The United Nations Economic Commission for Africa (ECA) today recommended that creditors should seriously consider debt cancellation for the countries worst-hit by the Ebola epidemic in West Africa. “Educational systems, rising social stigma, unemployment, and decreased food security are some of the big issues that Ebola-affected countries must deal with,” according to study on the Socio-Economic Impacts of the Ebola Virus Disease (EVD) on Africa released today by the Addis Ababa based UN regional forum. ECA Executive Secretary Carlos Lopes noted that “while the social and economic situation in the three most affected countries is dramatic, the crisis for Africa as a Continent is exaggerated.”

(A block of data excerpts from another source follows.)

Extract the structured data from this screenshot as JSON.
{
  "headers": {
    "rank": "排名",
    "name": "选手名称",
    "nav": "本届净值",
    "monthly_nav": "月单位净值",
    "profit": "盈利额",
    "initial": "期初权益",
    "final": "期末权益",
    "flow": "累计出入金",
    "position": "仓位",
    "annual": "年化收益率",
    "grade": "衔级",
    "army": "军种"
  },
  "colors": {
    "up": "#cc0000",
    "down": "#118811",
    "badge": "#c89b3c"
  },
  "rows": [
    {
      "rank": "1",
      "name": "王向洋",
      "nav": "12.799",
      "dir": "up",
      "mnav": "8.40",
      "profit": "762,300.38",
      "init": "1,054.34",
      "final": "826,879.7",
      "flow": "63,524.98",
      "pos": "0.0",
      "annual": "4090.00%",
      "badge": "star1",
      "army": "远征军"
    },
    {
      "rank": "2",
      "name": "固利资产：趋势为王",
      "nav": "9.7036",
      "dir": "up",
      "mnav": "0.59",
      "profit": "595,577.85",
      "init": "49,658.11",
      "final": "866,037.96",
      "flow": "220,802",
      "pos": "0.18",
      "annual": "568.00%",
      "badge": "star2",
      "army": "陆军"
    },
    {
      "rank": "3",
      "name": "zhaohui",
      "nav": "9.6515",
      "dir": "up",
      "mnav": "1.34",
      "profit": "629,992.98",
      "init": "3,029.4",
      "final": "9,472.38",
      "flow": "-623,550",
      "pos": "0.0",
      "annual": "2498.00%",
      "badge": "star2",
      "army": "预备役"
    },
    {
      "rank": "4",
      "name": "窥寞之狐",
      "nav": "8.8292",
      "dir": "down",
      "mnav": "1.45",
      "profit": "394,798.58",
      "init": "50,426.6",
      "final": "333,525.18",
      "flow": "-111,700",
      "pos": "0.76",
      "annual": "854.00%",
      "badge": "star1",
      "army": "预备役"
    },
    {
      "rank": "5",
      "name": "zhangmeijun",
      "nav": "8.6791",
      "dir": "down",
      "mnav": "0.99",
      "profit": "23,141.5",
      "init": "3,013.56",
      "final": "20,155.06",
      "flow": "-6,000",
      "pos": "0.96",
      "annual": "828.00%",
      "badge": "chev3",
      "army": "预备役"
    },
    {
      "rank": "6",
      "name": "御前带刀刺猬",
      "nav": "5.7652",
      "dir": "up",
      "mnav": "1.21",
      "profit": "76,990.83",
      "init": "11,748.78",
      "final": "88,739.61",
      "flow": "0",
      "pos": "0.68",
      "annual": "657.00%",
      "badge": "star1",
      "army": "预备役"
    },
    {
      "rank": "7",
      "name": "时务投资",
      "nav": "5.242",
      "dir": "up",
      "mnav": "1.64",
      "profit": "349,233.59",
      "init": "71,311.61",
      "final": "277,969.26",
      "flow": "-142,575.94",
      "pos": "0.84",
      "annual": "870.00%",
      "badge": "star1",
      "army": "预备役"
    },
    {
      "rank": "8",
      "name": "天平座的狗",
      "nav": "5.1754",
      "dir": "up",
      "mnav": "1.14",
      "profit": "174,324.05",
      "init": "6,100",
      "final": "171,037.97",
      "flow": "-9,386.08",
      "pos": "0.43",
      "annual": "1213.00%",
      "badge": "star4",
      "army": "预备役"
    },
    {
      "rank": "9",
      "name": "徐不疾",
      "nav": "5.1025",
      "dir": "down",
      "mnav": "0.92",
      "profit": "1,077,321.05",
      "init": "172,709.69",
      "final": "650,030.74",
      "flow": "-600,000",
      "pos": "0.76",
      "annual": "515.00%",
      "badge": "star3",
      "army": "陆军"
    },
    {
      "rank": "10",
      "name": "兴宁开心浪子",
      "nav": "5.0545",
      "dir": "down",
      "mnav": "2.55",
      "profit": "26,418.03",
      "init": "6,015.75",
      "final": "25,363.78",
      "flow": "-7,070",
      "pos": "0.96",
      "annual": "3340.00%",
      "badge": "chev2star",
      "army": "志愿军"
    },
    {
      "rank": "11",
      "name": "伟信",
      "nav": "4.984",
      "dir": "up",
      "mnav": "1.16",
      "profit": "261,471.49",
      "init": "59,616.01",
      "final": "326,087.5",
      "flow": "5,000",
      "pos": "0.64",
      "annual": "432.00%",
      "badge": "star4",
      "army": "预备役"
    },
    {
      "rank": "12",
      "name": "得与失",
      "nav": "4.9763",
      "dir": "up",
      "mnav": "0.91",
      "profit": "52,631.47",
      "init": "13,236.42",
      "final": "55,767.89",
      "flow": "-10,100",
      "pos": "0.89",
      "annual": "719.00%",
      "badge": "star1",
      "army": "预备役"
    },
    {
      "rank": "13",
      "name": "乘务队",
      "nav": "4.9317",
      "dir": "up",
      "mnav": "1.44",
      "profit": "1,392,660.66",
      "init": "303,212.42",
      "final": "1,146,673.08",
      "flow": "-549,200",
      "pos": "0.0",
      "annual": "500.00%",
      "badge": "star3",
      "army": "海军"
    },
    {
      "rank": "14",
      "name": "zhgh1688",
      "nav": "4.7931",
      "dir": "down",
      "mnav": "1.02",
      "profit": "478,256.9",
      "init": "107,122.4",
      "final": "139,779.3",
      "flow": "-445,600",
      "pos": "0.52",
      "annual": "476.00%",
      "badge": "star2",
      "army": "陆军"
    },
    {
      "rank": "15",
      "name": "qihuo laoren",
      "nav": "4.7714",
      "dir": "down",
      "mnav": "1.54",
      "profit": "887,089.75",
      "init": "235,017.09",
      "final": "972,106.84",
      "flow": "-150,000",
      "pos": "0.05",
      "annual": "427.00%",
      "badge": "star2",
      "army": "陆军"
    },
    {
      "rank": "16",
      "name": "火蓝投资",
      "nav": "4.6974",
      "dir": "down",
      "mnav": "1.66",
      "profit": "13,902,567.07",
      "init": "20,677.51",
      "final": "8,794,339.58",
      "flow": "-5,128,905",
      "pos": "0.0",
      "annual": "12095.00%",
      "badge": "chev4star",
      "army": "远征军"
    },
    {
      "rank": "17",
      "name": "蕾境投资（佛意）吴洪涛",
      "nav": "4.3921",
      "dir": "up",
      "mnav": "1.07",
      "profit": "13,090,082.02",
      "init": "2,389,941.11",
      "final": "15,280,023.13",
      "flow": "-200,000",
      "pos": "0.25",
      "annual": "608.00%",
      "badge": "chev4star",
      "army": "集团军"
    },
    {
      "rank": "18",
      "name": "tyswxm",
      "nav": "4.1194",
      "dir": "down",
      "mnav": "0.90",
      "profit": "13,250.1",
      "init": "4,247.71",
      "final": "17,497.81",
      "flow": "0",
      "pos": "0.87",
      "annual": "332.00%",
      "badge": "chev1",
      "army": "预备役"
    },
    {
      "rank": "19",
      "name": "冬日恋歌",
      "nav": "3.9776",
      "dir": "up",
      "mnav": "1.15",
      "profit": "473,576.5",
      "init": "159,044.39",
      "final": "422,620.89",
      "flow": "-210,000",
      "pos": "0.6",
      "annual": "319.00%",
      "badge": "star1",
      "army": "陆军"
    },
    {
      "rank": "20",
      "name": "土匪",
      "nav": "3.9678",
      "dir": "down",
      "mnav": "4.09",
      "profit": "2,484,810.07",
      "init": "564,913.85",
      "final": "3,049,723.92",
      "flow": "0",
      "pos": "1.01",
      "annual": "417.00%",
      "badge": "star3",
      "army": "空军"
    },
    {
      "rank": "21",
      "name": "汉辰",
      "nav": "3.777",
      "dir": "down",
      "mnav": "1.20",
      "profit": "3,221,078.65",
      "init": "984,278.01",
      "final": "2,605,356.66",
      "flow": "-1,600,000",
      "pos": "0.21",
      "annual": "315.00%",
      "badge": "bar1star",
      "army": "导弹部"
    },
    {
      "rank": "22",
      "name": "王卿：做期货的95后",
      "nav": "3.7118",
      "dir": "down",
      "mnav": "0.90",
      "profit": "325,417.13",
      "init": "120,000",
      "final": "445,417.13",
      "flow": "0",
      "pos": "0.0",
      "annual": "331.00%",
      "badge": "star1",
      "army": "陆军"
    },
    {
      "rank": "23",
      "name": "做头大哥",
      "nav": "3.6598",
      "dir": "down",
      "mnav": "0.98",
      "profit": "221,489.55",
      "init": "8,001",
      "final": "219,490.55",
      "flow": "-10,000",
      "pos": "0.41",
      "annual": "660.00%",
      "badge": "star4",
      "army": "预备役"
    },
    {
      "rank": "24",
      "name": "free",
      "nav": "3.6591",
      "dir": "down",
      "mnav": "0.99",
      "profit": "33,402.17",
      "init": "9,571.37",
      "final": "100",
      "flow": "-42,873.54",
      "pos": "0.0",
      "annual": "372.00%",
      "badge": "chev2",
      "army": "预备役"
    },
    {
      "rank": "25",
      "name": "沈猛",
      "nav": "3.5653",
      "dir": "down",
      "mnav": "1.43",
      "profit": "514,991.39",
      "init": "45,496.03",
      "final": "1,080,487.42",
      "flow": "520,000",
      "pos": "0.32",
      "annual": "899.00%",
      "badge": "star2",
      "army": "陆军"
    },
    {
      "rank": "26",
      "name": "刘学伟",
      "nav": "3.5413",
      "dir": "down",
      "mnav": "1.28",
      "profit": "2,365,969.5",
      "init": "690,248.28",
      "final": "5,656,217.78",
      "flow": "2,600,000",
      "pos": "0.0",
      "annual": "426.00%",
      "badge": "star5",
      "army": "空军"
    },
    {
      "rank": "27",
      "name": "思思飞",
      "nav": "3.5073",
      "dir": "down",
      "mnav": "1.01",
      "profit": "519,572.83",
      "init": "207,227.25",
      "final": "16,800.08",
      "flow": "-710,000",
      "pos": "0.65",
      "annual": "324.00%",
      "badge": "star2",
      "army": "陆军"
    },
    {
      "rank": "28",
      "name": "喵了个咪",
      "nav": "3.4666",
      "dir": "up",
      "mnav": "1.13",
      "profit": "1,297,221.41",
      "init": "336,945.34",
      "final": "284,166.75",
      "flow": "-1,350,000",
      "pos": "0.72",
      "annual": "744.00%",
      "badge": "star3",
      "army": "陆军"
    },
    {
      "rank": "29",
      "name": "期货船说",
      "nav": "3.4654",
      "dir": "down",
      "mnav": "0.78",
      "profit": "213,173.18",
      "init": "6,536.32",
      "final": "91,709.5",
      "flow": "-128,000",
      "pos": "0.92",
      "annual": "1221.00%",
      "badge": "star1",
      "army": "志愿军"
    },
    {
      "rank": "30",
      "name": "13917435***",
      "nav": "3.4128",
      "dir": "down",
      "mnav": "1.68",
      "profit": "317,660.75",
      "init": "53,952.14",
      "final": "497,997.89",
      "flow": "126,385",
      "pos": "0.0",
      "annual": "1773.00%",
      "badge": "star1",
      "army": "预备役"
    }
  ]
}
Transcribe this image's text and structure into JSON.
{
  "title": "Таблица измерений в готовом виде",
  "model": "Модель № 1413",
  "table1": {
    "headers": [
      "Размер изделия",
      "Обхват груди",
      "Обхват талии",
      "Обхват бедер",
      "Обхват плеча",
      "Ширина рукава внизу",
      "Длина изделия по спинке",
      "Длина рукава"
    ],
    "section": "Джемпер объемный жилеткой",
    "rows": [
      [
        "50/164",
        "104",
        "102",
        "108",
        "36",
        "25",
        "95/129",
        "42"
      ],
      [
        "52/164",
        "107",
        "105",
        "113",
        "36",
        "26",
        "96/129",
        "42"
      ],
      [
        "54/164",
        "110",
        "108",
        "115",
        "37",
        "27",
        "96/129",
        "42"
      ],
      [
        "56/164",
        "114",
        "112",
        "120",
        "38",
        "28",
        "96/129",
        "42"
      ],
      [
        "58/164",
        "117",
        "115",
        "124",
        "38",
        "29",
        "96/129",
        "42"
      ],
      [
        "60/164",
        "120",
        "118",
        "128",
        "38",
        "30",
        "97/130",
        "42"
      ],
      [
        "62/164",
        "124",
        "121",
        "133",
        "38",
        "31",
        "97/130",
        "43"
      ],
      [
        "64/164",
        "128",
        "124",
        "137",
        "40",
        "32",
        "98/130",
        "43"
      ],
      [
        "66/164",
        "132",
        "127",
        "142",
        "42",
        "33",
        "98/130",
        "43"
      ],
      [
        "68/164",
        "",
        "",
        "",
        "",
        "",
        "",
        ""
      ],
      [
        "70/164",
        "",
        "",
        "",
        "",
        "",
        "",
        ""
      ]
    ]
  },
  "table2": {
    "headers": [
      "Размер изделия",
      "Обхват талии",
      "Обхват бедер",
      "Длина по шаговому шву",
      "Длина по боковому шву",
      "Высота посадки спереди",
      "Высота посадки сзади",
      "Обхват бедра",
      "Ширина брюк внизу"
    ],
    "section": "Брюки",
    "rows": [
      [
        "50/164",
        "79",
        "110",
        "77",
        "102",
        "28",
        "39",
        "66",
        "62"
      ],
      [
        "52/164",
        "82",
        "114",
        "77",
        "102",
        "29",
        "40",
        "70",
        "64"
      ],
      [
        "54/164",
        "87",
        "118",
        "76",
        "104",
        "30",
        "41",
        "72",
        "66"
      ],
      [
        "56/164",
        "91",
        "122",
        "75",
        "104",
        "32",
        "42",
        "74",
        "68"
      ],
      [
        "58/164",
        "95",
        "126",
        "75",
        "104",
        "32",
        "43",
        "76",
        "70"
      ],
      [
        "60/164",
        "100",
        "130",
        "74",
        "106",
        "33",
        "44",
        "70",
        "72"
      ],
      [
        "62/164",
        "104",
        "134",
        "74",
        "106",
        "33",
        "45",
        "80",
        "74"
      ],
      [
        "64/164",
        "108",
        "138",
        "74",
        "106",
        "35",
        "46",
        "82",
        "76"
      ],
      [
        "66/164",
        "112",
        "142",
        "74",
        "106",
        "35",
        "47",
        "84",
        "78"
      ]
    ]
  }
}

“Although Guinea, Liberia and Sierra Leone have suffered serious Gross Domestic Product (GDP) losses, the effects on both West Africa and the continent as a whole will be minimal, partly because, on the basis of 2013’s estimates, the three economies together account for only 2.42 per cent of West Africa’s GDP and 0.68 per cent of Africa’s,” according to the report.
Mr. Lopes also noted that one of most important recommendations is for debt cancellation for the 3 affected countries, referring to the report’s urging that bilateral and multilateral creditors should “seriously consider” such a move “because ”these countries will find it highly burdensome to meet their international debt obligations.” The report also raised the alarm on the risk of a rise in mortality of diseases not related to Ebola and points out the wider impacts of the virus on the livelihoods of those affected.